Si les Britanniques veulent bénéficier d'un accès privilégié au marché intérieur, alors les pêcheurs français et européens doivent avoir accès aux eaux britanniques, et cela, dans le respect de la déclinaison de conditions que vous connaissez, monsieur le sénateur : la stabilité dans l'accès ; l'approche non pas sélective par espèce ou par zone, mais transversale et globale ; des normes techniques claires et communes, y compris sur les tailles des filets, les maillages, la traîne des chaluts, etc. ; et enfin, la prise en compte des droits historiques et du système de quotas actuel. Tels sont les éléments qui se trouvent sur la table de négociation à cette heure.

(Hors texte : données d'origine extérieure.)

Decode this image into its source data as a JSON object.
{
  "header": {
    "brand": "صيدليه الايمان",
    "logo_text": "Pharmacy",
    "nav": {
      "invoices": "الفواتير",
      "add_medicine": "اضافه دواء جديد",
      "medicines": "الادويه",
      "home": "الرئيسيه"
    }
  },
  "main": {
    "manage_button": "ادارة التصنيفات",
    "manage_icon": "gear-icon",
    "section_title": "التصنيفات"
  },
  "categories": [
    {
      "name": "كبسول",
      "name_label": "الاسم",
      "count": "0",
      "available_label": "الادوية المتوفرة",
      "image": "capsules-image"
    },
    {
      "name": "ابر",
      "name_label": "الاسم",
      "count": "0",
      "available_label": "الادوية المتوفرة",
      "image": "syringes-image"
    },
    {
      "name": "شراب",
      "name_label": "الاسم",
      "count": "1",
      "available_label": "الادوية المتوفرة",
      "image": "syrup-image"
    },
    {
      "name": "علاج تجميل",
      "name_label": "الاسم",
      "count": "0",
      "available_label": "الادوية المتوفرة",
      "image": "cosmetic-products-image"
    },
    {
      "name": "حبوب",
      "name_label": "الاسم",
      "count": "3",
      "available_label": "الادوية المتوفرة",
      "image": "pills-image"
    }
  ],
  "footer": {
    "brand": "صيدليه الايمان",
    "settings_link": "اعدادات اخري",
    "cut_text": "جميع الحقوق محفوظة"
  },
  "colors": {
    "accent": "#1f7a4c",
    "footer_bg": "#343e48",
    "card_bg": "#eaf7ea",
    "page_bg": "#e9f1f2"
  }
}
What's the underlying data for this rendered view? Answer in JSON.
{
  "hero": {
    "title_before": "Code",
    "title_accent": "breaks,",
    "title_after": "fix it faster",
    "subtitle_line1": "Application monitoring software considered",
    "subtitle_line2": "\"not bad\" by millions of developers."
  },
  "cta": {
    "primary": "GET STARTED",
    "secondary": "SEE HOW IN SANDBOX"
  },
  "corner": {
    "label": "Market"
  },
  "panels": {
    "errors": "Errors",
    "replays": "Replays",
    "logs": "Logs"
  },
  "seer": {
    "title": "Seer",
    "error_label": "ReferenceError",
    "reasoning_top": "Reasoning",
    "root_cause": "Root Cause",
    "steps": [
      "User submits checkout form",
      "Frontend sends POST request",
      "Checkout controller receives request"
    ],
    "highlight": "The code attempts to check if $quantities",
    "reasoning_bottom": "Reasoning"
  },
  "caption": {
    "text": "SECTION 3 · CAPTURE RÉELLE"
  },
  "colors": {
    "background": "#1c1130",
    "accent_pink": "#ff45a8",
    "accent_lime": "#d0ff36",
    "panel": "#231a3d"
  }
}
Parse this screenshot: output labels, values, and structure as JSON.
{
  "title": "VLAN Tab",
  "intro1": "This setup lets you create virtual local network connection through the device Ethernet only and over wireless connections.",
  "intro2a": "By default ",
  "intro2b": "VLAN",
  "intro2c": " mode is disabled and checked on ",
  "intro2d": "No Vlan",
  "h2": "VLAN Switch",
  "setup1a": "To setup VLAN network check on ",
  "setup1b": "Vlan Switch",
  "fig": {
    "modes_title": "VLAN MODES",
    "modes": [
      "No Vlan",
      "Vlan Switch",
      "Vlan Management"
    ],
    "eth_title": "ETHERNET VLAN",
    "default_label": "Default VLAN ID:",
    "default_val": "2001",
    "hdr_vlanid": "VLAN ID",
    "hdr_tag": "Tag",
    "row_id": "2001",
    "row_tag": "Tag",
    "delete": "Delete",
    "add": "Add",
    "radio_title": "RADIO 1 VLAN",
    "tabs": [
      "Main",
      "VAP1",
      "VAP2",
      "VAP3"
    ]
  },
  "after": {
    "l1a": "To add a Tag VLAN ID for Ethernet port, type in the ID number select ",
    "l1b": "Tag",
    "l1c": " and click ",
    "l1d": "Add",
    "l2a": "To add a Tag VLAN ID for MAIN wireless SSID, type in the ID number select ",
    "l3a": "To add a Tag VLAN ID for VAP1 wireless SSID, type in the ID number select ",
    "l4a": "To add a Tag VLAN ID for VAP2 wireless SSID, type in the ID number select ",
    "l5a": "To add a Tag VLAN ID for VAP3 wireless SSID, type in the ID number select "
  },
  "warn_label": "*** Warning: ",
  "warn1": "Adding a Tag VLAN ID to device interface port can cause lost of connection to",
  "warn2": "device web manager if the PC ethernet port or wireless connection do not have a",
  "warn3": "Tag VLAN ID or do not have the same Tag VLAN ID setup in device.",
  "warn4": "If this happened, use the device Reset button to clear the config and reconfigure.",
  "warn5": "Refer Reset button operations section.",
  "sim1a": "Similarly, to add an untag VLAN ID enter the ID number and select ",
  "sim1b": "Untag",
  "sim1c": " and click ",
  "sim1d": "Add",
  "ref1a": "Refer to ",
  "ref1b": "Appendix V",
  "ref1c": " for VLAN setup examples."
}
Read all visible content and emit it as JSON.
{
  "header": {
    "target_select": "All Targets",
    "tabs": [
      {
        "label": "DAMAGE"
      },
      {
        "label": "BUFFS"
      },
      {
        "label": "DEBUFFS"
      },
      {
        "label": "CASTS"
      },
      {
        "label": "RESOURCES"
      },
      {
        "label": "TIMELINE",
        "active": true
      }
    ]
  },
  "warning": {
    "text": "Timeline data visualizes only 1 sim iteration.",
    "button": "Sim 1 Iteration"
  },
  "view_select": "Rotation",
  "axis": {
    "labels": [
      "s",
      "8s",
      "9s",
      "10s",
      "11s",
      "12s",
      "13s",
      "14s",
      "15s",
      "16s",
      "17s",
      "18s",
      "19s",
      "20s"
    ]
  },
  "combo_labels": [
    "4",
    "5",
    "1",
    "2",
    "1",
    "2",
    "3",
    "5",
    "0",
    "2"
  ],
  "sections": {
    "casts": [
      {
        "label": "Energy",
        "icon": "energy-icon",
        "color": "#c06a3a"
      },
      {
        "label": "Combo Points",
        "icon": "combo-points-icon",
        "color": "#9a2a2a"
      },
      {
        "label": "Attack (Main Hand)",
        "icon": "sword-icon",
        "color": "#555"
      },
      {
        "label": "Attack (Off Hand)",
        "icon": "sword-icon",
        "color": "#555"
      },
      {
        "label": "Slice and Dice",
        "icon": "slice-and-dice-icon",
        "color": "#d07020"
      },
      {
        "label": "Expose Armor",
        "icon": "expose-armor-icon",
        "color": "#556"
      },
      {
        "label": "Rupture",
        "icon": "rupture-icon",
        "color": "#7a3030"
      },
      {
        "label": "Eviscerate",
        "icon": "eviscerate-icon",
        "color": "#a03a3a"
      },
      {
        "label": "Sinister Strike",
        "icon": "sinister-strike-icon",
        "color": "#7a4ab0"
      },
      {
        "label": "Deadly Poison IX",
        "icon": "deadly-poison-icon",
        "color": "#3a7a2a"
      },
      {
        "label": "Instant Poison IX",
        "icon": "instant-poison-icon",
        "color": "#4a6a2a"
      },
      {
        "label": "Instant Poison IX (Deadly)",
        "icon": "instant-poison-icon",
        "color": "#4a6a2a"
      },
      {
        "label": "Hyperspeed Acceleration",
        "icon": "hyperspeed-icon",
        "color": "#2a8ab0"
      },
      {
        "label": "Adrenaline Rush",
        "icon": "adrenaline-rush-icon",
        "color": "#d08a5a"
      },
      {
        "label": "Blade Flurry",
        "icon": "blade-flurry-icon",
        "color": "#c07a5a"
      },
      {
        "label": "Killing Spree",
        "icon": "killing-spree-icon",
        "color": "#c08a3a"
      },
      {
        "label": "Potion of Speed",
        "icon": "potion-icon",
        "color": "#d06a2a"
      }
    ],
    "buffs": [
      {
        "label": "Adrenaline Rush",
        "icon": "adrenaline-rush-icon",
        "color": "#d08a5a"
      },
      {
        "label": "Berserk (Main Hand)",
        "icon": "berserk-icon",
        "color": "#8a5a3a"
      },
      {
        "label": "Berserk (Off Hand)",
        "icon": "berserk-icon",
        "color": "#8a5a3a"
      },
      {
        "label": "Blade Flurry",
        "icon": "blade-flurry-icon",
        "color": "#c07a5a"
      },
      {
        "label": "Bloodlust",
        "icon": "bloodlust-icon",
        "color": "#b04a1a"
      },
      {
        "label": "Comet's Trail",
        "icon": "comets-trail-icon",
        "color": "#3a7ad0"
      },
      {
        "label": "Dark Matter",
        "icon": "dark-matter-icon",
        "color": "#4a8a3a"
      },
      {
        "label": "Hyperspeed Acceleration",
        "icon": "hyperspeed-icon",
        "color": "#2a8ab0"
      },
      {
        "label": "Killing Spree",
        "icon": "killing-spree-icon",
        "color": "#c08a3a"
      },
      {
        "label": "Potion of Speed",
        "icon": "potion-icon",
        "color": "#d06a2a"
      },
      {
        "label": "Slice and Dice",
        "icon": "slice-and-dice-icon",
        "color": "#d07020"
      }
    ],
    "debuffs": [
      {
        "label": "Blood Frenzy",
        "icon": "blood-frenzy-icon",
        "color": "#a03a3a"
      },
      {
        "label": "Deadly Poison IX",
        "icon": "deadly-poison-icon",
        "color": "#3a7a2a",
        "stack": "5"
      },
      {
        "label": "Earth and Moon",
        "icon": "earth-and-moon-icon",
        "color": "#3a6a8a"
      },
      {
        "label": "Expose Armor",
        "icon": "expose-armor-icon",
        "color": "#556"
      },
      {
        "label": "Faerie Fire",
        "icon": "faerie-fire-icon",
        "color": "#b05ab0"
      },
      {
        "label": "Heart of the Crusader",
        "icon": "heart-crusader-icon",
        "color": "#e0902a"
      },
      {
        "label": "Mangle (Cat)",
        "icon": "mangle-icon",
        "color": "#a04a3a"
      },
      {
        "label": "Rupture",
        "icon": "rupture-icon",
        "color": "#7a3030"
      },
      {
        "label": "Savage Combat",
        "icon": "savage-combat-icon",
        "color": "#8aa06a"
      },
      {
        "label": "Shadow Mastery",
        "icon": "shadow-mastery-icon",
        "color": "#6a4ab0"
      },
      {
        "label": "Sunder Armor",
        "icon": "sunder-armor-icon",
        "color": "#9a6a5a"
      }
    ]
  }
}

Vous avez toutefois raison de souligner que, même en cas d'accord, la situation sera différente. C'est pourquoi le Premier ministre a annoncé, il y a quelques jours, à Boulogne-sur-Mer, la mise en place d'un plan d'action et de soutien qui nous permettra de mener très rapidement des actions spécifiques en faveur de la filière pêche.
Par ailleurs, le Conseil européen qui s'est réuni tout récemment s'est engagé à ce que 5 milliards d'euros du « fonds Brexit » soient consacrés à la pêche, quoi qu'il advienne.
Comme vous le constatez, monsieur le sénateur, nous sommes aussi déterminés dans la vigilance que dans le soutien.
M. le président. La parole est à M. Alain Cadec, pour la réplique.
M. Alain Cadec. Votre réponse ne me rassure pas totalement, monsieur le ministre. Quoi qu'il en soit, la France doit peser de tout son poids – du moins, de ce qu'il en reste – sur la scène européenne pour sauver notre filière pêche. (Applaudissements sur les travées du groupe Les Républicains.)